Na minha visão, os 5 a 0 não foram somente em campo. Foi no pré e no pós-jogo. Explico: presenciei cenas de homens jogando notas de dinheiro nas trabalhadoras dos bares do estádio num ato comum de machismo. A mesma torcida que entoa os famosos e conhecidos cânticos racistas, machistas e homofóbicos. Na fila da pipoca, onde pais e mães de família cantavam “atirei o pau no Inter e mandei tomar no cu, colorado filha da puta, chupa rosca e dá o cu. Ei Inter vai tomar no cu”. Vale lembrar que o jogo era contra o Flamengo, não havendo motivos para a minha torcida cantar algo para o Internacional.
Após a partida, durante entrevista coletiva, o treinador Renato Portaluppi destila toda a sua frustração nas mulheres ao afirmar que “até mulheres grávidas fariam gol no Grêmio naquele jogo”. Portaluppi sempre faz afirmações desta categoria e tem o aval da direção tricolor. Como mulher, militante feminista, sócio e torcedora do Grêmio repudio esse ato que reforça mais uma vez o machismo estrutural dentro do meio futebolístico. Basta a ir os jogos para perceber o crescimento da participação de mulheres em consulados e torcidas organizadas.
Os cinco gols do time carioca podem ser explicados pelo grande investimento em jogadores de padrão internacional como Filipe Luis, Arascaeta e Pablo Marí Villar, mas também na logística que nos recebeu. O tempo que ficamos no Rio de Janeiro, desde recepção e deslocamento para o Maracanã, foram feitos com toda a segurança. Nos chamou a atenção o armamento utilizado pela polícia do sanguinário Witzel – fuzis e espingardas calibre 12. Nós gaúchos que estamos acostumados com uma polícia que mal tem acesso a armas como pistolas e 38.

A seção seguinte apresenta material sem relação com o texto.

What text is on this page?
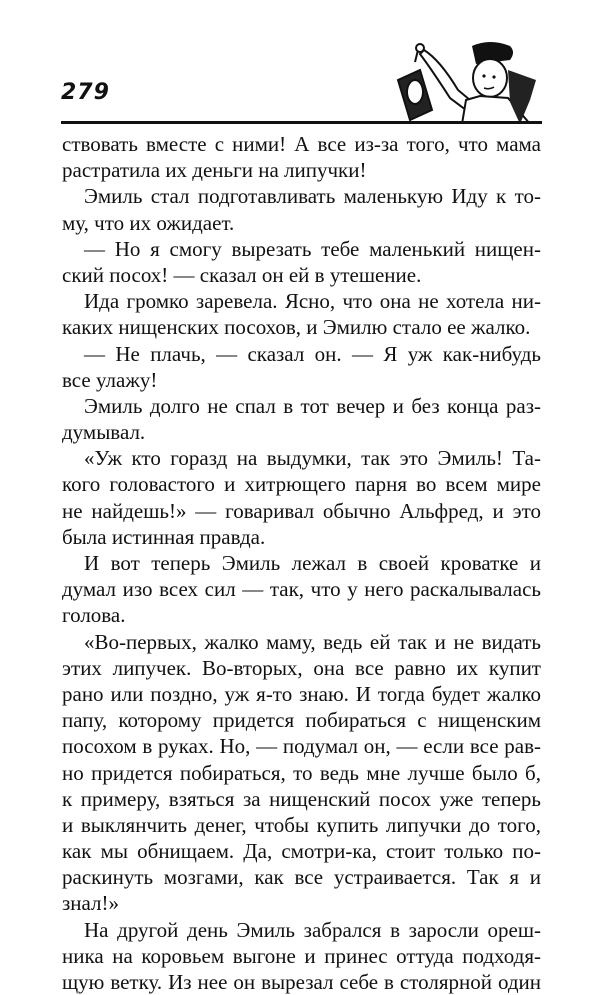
279
ствовать вместе с ними! А все из-за того, что мама
растратила их деньги на липучки!
Эмиль стал подготавливать маленькую Иду к то-
му, что их ожидает.
— Но я смогу вырезать тебе маленький нищен-
ский посох! — сказал он ей в утешение.
Ида громко заревела. Ясно, что она не хотела ни-
каких нищенских посохов, и Эмилю стало ее жалко.
— Не плачь, — сказал он. — Я уж как-нибудь
все улажу!
Эмиль долго не спал в тот вечер и без конца раз-
думывал.
«Уж кто горазд на выдумки, так это Эмиль! Та-
кого головастого и хитрющего парня во всем мире
не найдешь!» — говаривал обычно Альфред, и это
была истинная правда.
И вот теперь Эмиль лежал в своей кроватке и
думал изо всех сил — так, что у него раскалывалась
голова.
«Во-первых, жалко маму, ведь ей так и не видать
этих липучек. Во-вторых, она все равно их купит
рано или поздно, уж я-то знаю. И тогда будет жалко
папу, которому придется побираться с нищенским
посохом в руках. Но, — подумал он, — если все рав-
но придется побираться, то ведь мне лучше было б,
к примеру, взяться за нищенский посох уже теперь
и выклянчить денег, чтобы купить липучки до того,
как мы обнищаем. Да, смотри-ка, стоит только по-
раскинуть мозгами, как все устраивается. Так я и
знал!»
На другой день Эмиль забрался в заросли ореш-
ника на коровьем выгоне и принес оттуда подходя-
щую ветку. Из нее он вырезал себе в столярной один
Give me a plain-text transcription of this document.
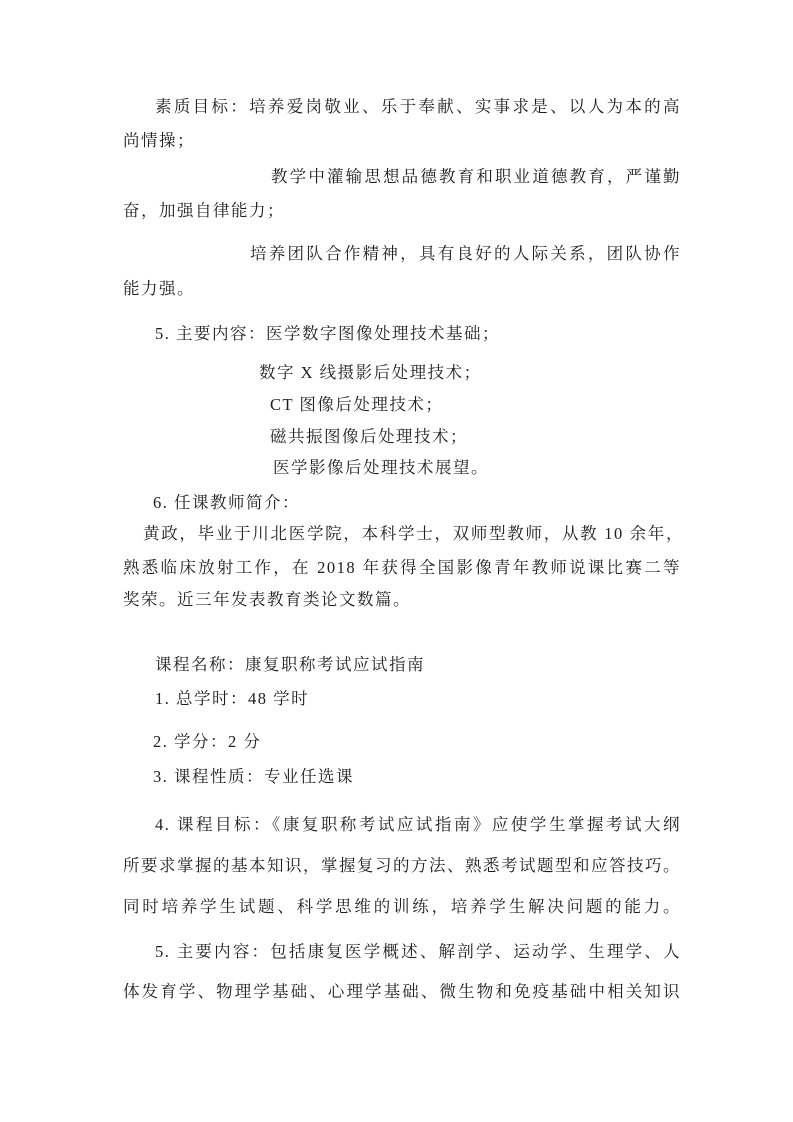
素质目标：培养爱岗敬业、乐于奉献、实事求是、以人为本的高
尚情操；
教学中灌输思想品德教育和职业道德教育，严谨勤
奋，加强自律能力；
培养团队合作精神，具有良好的人际关系，团队协作
能力强。
5. 主要内容：医学数字图像处理技术基础；
数字 X 线摄影后处理技术；
CT 图像后处理技术；
磁共振图像后处理技术；
医学影像后处理技术展望。
6. 任课教师简介：
黄政，毕业于川北医学院，本科学士，双师型教师，从教 10 余年，
熟悉临床放射工作，在 2018 年获得全国影像青年教师说课比赛二等
奖荣。近三年发表教育类论文数篇。
课程名称：康复职称考试应试指南
1. 总学时：48 学时
2. 学分：2 分
3. 课程性质：专业任选课
4. 课程目标：《康复职称考试应试指南》应使学生掌握考试大纲
所要求掌握的基本知识，掌握复习的方法、熟悉考试题型和应答技巧。
同时培养学生试题、科学思维的训练，培养学生解决问题的能力。
5. 主要内容：包括康复医学概述、解剖学、运动学、生理学、人
体发育学、物理学基础、心理学基础、微生物和免疫基础中相关知识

Os 5 a 0 da semifinal da Libertadores mostram que investimento nunca é demais. Que quando o Estado quer, as operações são realizadas de forma organizada o resultado é a diminuição dos episódios de violência. Agora, meu sonho será realizado no dia que a nossa torcida não cante músicas racistas, machistas e homofóbicas. Nesse dia vamos ganhar o título de campeões da civilidade. Essa taça é a que eu quero”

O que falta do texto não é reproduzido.